Of all the horses to serve in the War Between the States, the most famous is Traveller. The magnificent steed and his owner, General Robert E. Lee have become synonymous in history. Although Traveller was not the only horse Lee owned, he was certainly the general’s favorite. The two were constant companions.
… Traveller has also been immortalized in verse, such as in the following by Stephen Vincent Benet:
And now at last, comes Traveller and his master. Look at them well. The horse is an iron-grey, sixteen hands high, Short back, deep chest, strong haunch, flat legs, small head, Delicate ear, quick eye, black mane and tail, Wise brain, obedient mouth. Such horses are the jewels of the horseman’s hands and thighs, They go by the word and hardly need the rein. They bred such horses in Virginia then, Horses that were remembered after death And buried not so far from Christian ground That if their sleeping riders should arise They could not witch them from the earth again And ride a printless course along the grass With the old manage and light ease of hand.
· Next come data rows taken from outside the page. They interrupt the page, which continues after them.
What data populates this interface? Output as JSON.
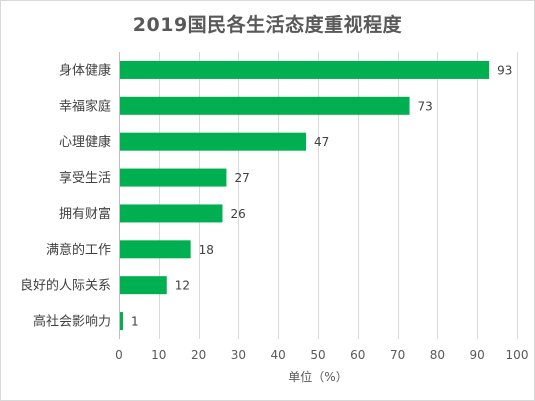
{
  "chart_data": {
    "type": "bar",
    "orientation": "horizontal",
    "title": "2019国民各生活态度重视程度",
    "categories": [
      "身体健康",
      "幸福家庭",
      "心理健康",
      "享受生活",
      "拥有财富",
      "满意的工作",
      "良好的人际关系",
      "高社会影响力"
    ],
    "values": [
      93,
      73,
      47,
      27,
      26,
      18,
      12,
      1
    ],
    "xlabel": "单位（%）",
    "xlim": [
      0,
      100
    ],
    "xticks": [
      0,
      10,
      20,
      30,
      40,
      50,
      60,
      70,
      80,
      90,
      100
    ],
    "grid": "vertical",
    "data_labels": true,
    "bar_color": "#00b050",
    "grid_color": "#d9d9d9"
  }
}
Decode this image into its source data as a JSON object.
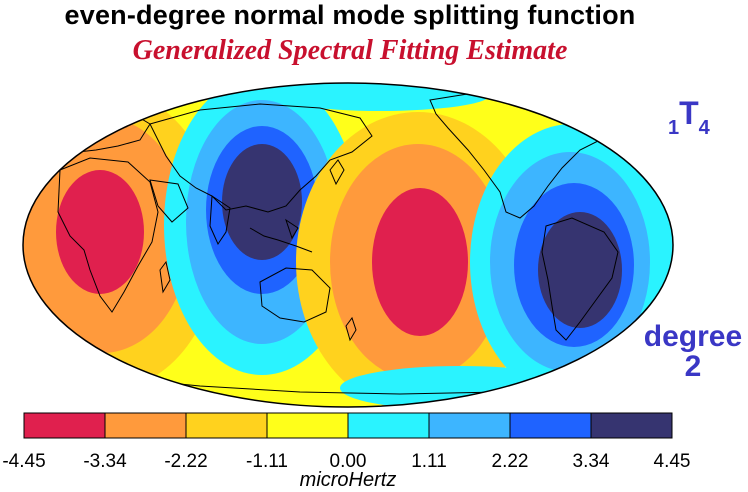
{
  "title": "even-degree normal mode splitting function",
  "subtitle": "Generalized Spectral Fitting Estimate",
  "mode": {
    "prefix": "1",
    "letter": "T",
    "suffix": "4"
  },
  "degree": {
    "line1": "degree",
    "line2": "2"
  },
  "colorbar": {
    "ticks": [
      "-4.45",
      "-3.34",
      "-2.22",
      "-1.11",
      "0.00",
      "1.11",
      "2.22",
      "3.34",
      "4.45"
    ],
    "colors": [
      "#e0204e",
      "#ff9a3c",
      "#ffd21e",
      "#ffff1a",
      "#2af3ff",
      "#3db5ff",
      "#1f63ff",
      "#363470"
    ],
    "unit": "microHertz"
  },
  "map": {
    "projection": "Mollweide (Pacific-centered)",
    "field": "degree-2 splitting function",
    "coastlines": true
  }
}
… Before his death, General Lee was approached by his wife’s cousin, Martha “Markie” Williams, who desired to paint a portrait of Traveller. In response, the general dictated a description to his daughter, Agnes: “If I were an artist like you, I would draw a true picture of Traveller . . . Such a picture would inspire a poet, whose genius could then depict his worth and describe his endurance of toil, hunger, thirst, heat, cold, and the dangers and suffering through which he passed. He could dilate upon his sagacity and affection, and his invariable response to every wish of his rider. He might even imagine his thoughts, through the long night marches and days of battle through which he has passed.
“But I am no artist. I can only say he is a Confederate gray. I purchased him in the mountains of Virginia in the autumn of 1861, and he has been my patient follower ever since—to Georgia, the Carolinas, and back to Virginia. He carried me through the Seven Days battle around Richmond, the second Manassas, at Sharpsburg, Fredericksburg, the last day at Chancellorsville, to Pennsylvania, at Gettysburg, and back to the Rappahannock.
“From the commencement of the campaign in 1864 at Orange till its close around Petersburg, the saddle was scarcely off his back, as he passed through the fire of the Wilderness, Spotsylvania, Cold Harbor, and across the James River. He was almost in daily requisition in the winter of 1864-65 on the long line of defenses from the Chickahominy, north of Richmond, to Hatcher’s Run, south of the Appomattox. In the campaign of 1865, he bore me from Petersburg to the final days at Appomattox Court House.
“You must know the comfort he is to me in my present retirement. He is well supplied with equipments. Two sets have been sent to him from England, one from the ladies of Baltimore, and one was made for him in Richmond; but I think his favorite is the American saddle from St. Louis.
“Of all his companions in toil, Richmond, Brown Roan, Ajax, and quiet Lucy Long, he is the only one that retained his vigor. The first two expired under their onerous burden, and the last two failed.
“You can, I am sure, from what I have said, paint his portrait.”